The steering has a particularly clever type of electric power assistance which automatically compensates for road cambers and crosswinds by sensing sideways forces, but like most electric systems it replaces a true feel of the road with kind of digital, synthetic resistance. Seat is meant to be a “sporty” brand within the Volkswagen Group pantheon, so it is a bit of a worry that its mainstream saloon, what might once have been its core model, is so, well, lofty. A dashboard finished in an expansive swathe of shamelessly fake carbonfibre lends a kind of engineered-for-action feel, the Sport version (others are Reference and – yes – Stylance, but UK buyers are denied the Sport) has lively red accents in the seat trim, and the steering wheel is chunky and pleasing to hold. But you cannot really see a World Rally Championship Toledo in the offing.In fact there will not be any proper sporty versions, despite the company’s pledge to provide Auto Emoci?nd its positioning, with Lamborghini and Audi, in Volkswagen’s sporty stable.
The easy-cruising 2.0 diesel, a 16-valve unit with ladlefuls of pulling power, is the engine of choice with either of its six-speed gearboxes.The more interesting of these is the DSC double-clutch transmission, a two-pedal system superficially similar to a robotised manual such as a Selespeed or a Sensodrive, but using two clutches to release one gear as the next comes into play. You sit quite high in a cabin full of hard surfaces – there is Seat’s relatively lowly position in the VW hierarchy to consider – but the vantage point is of little help when reverse-parking. Like the Altea, the Toledo has a poor view aft thanks to its rising waistline and thick rear pillars.Engines? The usual VW Group suspects, including a 1.6-litre petrol (not the livelier, more frugal FSI version with direct injection, strangely), a 1.9-litre turbodiesel and 2.0-litre versions of both combustion systems (this time the petrol unit does have direct injection). The plastics used score well on quality and texture, the seats (in a fetchingly bold red fabric supplied as standard in the sport model) are comfortable and supportive, and the detailing is superb.Take the ashtray for example (I was sorely tempted), it’s cool enough to sit on your lounge coffee table and the translucent dials complete the understatedly cool finish (they also glow an eerie alien green at night).Underway, there’s not much to complain about and much to praise. There will be no Toledo Cupra, no Toledo V6: “That would be too extreme,” says Seat’s marketing chief.

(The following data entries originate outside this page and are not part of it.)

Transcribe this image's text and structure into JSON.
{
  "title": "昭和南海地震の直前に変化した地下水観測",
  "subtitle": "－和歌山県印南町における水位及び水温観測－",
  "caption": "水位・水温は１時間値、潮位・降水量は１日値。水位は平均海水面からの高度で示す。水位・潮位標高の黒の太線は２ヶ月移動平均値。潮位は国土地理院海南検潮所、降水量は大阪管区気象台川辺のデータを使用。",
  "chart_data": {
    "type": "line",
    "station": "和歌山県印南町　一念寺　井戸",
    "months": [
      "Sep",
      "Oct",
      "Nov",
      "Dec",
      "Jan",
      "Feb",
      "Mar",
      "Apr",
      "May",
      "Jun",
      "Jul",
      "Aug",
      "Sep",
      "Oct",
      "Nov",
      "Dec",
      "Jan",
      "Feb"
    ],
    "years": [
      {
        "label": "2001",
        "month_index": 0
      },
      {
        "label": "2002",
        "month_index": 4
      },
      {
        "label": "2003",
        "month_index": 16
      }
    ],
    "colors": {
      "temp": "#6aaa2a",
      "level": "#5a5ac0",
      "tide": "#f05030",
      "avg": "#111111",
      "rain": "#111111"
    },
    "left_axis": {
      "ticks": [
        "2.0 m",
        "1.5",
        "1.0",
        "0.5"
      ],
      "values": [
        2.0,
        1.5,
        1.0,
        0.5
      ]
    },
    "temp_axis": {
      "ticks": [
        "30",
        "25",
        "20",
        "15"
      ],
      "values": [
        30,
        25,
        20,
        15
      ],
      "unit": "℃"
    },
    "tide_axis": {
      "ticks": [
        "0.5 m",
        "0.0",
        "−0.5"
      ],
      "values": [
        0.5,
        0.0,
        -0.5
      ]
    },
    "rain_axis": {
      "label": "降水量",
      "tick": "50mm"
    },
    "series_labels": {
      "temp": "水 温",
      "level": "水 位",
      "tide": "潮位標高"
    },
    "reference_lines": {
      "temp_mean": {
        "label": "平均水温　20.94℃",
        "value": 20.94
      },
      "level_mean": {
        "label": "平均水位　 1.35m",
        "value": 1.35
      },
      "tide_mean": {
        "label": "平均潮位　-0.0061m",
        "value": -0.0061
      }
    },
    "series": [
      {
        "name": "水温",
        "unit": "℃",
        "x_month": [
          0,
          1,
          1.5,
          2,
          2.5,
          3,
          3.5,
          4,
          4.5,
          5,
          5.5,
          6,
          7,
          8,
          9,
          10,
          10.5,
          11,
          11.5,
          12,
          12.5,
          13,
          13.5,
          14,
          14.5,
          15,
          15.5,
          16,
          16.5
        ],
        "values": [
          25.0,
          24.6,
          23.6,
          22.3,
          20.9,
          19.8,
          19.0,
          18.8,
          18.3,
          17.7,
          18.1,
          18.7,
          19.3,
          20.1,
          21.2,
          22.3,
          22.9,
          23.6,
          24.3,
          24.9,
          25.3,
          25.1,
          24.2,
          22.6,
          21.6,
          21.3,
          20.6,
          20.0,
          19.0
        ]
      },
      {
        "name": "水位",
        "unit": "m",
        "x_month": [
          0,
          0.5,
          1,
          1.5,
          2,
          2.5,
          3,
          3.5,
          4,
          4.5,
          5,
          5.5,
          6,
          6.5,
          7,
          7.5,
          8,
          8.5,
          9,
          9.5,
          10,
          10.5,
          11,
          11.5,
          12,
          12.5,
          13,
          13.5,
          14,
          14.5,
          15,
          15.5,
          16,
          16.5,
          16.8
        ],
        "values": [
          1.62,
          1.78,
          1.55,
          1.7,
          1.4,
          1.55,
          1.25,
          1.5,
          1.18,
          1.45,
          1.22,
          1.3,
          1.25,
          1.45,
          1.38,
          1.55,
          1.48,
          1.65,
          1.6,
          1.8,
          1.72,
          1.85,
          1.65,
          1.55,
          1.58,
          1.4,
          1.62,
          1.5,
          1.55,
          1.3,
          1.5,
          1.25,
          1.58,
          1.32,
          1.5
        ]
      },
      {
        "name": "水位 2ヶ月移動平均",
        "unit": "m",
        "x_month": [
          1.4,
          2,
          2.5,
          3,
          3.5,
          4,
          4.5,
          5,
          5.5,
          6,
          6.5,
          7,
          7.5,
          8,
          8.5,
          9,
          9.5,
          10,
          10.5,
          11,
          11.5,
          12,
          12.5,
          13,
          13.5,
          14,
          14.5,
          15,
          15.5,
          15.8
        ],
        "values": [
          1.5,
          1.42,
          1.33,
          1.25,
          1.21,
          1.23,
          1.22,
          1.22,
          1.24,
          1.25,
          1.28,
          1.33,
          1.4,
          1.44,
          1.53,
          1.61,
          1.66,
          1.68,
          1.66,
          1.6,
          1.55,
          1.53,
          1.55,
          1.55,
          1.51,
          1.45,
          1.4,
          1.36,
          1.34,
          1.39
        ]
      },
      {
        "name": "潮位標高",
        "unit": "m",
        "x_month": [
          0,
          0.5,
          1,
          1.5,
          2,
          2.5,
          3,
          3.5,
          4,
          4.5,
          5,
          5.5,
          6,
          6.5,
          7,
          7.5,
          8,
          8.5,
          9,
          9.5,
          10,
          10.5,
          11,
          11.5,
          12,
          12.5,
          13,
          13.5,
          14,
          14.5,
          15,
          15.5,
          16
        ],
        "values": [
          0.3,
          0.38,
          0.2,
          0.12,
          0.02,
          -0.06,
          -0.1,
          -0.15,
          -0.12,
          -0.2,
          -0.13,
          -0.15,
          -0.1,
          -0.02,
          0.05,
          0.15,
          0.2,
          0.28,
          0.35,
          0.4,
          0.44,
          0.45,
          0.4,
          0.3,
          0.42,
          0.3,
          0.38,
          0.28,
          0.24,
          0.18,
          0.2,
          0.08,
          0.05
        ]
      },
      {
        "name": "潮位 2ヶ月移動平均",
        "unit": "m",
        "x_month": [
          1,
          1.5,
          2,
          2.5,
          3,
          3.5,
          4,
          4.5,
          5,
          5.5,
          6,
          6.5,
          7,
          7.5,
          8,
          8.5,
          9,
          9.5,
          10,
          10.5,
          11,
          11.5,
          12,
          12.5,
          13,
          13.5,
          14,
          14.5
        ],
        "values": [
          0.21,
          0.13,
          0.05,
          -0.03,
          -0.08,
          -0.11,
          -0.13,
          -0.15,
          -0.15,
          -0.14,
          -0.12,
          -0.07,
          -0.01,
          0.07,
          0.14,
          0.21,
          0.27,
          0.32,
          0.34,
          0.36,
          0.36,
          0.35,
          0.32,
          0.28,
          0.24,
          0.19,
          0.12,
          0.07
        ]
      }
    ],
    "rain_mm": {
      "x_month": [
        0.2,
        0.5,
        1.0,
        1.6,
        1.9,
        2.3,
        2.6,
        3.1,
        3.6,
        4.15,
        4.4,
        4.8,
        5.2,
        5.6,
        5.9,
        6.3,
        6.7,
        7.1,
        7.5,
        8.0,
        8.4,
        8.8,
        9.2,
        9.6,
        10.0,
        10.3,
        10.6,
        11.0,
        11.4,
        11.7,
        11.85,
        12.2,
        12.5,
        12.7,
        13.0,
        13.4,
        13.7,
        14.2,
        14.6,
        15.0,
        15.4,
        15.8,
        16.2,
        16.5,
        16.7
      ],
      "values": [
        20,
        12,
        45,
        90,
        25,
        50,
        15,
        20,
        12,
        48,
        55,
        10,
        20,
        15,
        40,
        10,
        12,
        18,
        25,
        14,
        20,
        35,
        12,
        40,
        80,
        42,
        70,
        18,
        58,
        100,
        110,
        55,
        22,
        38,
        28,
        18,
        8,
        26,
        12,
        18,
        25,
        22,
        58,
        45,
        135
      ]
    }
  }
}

Thus do the disparate notions of saloons and MPVs, of assuming a Renault M?ne Sport Sedan and a Renault Sc?c are really almost the same, collide. (Oh, no, they are not, the marketing people will cry, because some Toledos have built-in Bluetooth and an MP3 player, and the information display is slightly different Fair point). Will the obviously very different buyers of the two cars, buyers whose tastes are cleft by the shape of the tailgate and rear-quarter pressings, notice that their cars’ interiors are the same? Or will the twain never meet, making it not an issue? Will there be a dividing wall between Alteas and Toledos in the showroom?Now, here is another thought. An extra 180mm of tail, and a hatchback with a built-in bottom, and suddenly the entire sales pitch is rewritten.The Altea and the Toledo are even identical inside, right down to those rear seats that only let the backrests fold on to the cushion but which do not do the next forward flip. But is that not an MPV? How can a saloon be so like an MPV? Stop being so logical: you will have no future in marketing if you think like that Besides, the Altea is not an MPV. Pauline needs space for shopping and suitcases but is free from pets and grandchildren. Pity, as ever, that those with brutal automotive hi-fis always appear so innocent of their abhorrent taste in music And so to Brighton.